Pemegang izin yang tidak memenuhi kewajiban, kata Fauzi, akan dikenakan sanksi administratif yang dapat berupa: penghentian sementara kegiatan dilapangan apabila pemegang izin tidak memenuhi satu atau lebih perjanjian. Sanksi administratif juga dapat berupa pencabutan izin pinjam pakai apabila pemegang izin dalam waktu satu tahun tidak memenuhi kewajibannya, tidak menggunakan kawasan yang dipinjam pakai sesuai ijin yang diberikan, meinggalkan kawasan hutan yang dipinjam pakai sebelum waktunya berakhir, memindahtangankan sebagian atau seluruh kawasan hutan yang dipinjam pakai kepada pihak lain tanpa persetujuan tertulis Menteri Kehutanan. Izin pinjam pakai dapat pula dicabut apabila pemegang izin dikenai sanksi pidana sebagaimana diatur dalam Pasal 78 UU 41 Tahun 1999 setelah ada putusan pengadilan yang mempunyai kekuatan hukum tetap.

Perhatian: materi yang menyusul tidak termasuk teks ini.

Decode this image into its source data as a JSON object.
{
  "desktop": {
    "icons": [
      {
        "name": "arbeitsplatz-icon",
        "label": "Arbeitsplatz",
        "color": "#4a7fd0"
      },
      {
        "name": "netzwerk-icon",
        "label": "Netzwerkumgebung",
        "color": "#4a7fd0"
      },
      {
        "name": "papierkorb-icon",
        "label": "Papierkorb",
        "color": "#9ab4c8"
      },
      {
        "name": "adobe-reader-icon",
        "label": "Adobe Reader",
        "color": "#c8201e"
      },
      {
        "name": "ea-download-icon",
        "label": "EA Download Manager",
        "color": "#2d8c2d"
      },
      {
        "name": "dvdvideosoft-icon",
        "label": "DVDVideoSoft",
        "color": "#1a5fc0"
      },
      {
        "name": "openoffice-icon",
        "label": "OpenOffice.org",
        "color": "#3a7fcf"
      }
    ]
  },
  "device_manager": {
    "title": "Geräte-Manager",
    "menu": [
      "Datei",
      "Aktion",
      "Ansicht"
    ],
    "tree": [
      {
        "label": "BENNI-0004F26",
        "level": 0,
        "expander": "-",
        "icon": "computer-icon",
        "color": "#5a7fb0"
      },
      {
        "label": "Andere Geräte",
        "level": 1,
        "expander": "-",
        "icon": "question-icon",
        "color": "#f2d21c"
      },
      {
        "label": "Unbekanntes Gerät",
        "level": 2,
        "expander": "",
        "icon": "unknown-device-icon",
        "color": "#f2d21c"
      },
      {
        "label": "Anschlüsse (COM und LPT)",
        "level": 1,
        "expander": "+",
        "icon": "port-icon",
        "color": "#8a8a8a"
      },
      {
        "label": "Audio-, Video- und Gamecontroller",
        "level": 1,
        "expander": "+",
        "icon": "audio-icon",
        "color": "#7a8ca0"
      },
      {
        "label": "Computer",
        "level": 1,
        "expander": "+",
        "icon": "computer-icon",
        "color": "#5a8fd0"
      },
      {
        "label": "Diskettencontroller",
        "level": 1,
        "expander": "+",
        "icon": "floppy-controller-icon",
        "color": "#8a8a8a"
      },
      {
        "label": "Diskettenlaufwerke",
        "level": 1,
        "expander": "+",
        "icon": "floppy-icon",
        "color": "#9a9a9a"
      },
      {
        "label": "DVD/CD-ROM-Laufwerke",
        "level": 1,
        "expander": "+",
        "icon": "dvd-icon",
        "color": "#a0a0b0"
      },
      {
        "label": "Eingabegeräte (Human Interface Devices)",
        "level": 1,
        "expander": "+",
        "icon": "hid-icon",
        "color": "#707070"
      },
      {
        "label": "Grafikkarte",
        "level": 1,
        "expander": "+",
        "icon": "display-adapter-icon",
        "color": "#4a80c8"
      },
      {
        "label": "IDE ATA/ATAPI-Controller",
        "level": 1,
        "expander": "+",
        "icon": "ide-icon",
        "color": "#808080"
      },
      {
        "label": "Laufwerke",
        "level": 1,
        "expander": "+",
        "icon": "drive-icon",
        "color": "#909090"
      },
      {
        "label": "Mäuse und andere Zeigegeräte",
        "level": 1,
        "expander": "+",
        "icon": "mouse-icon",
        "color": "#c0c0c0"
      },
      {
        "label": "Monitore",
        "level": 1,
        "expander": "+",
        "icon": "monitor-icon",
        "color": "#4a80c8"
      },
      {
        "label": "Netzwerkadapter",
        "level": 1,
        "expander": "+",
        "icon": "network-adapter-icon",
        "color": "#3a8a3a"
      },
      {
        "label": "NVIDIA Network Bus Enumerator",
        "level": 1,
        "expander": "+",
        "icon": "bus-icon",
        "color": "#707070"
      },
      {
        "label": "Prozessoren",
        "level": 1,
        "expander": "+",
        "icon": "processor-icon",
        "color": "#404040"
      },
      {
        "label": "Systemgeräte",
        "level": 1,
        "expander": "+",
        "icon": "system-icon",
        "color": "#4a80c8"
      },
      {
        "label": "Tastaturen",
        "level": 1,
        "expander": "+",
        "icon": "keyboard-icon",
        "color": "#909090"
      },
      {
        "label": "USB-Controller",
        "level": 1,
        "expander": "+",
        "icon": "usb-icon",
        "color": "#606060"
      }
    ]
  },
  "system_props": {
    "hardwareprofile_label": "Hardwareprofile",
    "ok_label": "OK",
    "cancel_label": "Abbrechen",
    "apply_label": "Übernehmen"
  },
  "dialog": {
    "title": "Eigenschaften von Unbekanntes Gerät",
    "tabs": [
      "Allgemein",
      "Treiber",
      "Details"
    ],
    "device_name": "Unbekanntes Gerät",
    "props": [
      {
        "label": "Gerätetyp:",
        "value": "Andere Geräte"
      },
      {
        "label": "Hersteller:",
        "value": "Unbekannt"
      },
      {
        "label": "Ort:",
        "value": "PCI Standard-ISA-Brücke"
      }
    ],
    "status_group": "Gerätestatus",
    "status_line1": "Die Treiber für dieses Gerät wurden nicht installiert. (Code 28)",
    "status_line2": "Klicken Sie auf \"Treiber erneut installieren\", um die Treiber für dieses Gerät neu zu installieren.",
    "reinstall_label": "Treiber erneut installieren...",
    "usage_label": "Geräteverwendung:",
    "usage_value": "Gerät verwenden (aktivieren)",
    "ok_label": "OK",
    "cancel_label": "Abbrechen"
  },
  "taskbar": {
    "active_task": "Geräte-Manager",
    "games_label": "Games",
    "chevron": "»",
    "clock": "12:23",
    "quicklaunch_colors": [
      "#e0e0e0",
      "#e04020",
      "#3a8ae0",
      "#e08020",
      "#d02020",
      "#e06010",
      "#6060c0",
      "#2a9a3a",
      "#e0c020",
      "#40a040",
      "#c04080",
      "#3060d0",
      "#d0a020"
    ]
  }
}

Departemen Kehutanan mengumumkan bahwa dari 13 perusahaan tambang yang mendapat izin melakukan eksplorasi di kawasan hitung, baru enam perusahaan yang mengajukan permohonan izin. Jumlah itu merupakan data per 20 September 2005. Baru enam perusahaan yang mengajukan izin ke Dephut, papar Kepala Pusat Informasi Departemen Kehutanan Achmad Fauzi.

 

Keenam perusahaan itu adalah PT Weda Bay Nickel  (9.954 ha), PT Natarang Mining (40 ha), PT Karimun Granit (1.160 ha), PT Sorikmas Mining (30 ribu ha), PT Aneka Tambang (7.090 ha), dan PT Nusa Halmahera Minerals (213 ha). Jika ditotal, luas areal kawasan hutan lindung yang akan dieksplorasi keenam perusahaan itu mencapai 48.457 hektare.

 

Berdasarkan Keputusan Presiden Nomor 41 Tahun 2004, ada 13 perusahaan tambang yang mendapatkan izin dari Pemerintah. Selain keenam perusahaan tadi, masih ada PT Freeport Indonesia (Papua), PT Karimun Granit (Kepri), PT Inco Tbk (Sulawesi), PT Indominco Mandiri (Kaltim), PT Pelsart Tambang (Kalsel), PT Gag Nikel dan PT Interex Sacra Raya.

 

Kalangan aktivis lingkungan sebenarnya pernah mempersoalkan pemberian izin kepada perusahaan untuk melakukan tambang terbuka di kawasan hutan lindung. Pemberian izin itu dimungkinkan setelah Pemerintahan Megawati menerbitkan Perppu Nomor 1 Tahun 2004, yang kemudian disahkan DPR menjadi UU No. 19 Tahun 2004. Menurut para aktivis, pemberian izin tersebut nyata-nyata menabrak larangan yang eksplisit disebut dalam UU Kehutanan. Namun perjuangan para aktivis lingkungan kandas di tangan Mahkamah Konstitusi.  

 

Sesuai aturan, penggunaan kawasan hutan lindung untuk kegiatan pertambangan harus berdasarkan persetujuan Menteri Kehutanan dalam bentuk ijin kegiatan atau ijin pinjam pakai kawasan hutan lindung dengan kompensasi. Ketentuan ini diatur dalam pasal 2 ayat (1) Peraturan Menteri Kehutanan No: P.12/MENHUT-II/2004 tentang Penggunaan Kawasan Hutan Lindung Untuk Kegiatan Pertambangan. Tujuannya jelas, untuk membatasi dan mengatur penggunaan kawasan hutan lindung untuk kegiatan pertambangan.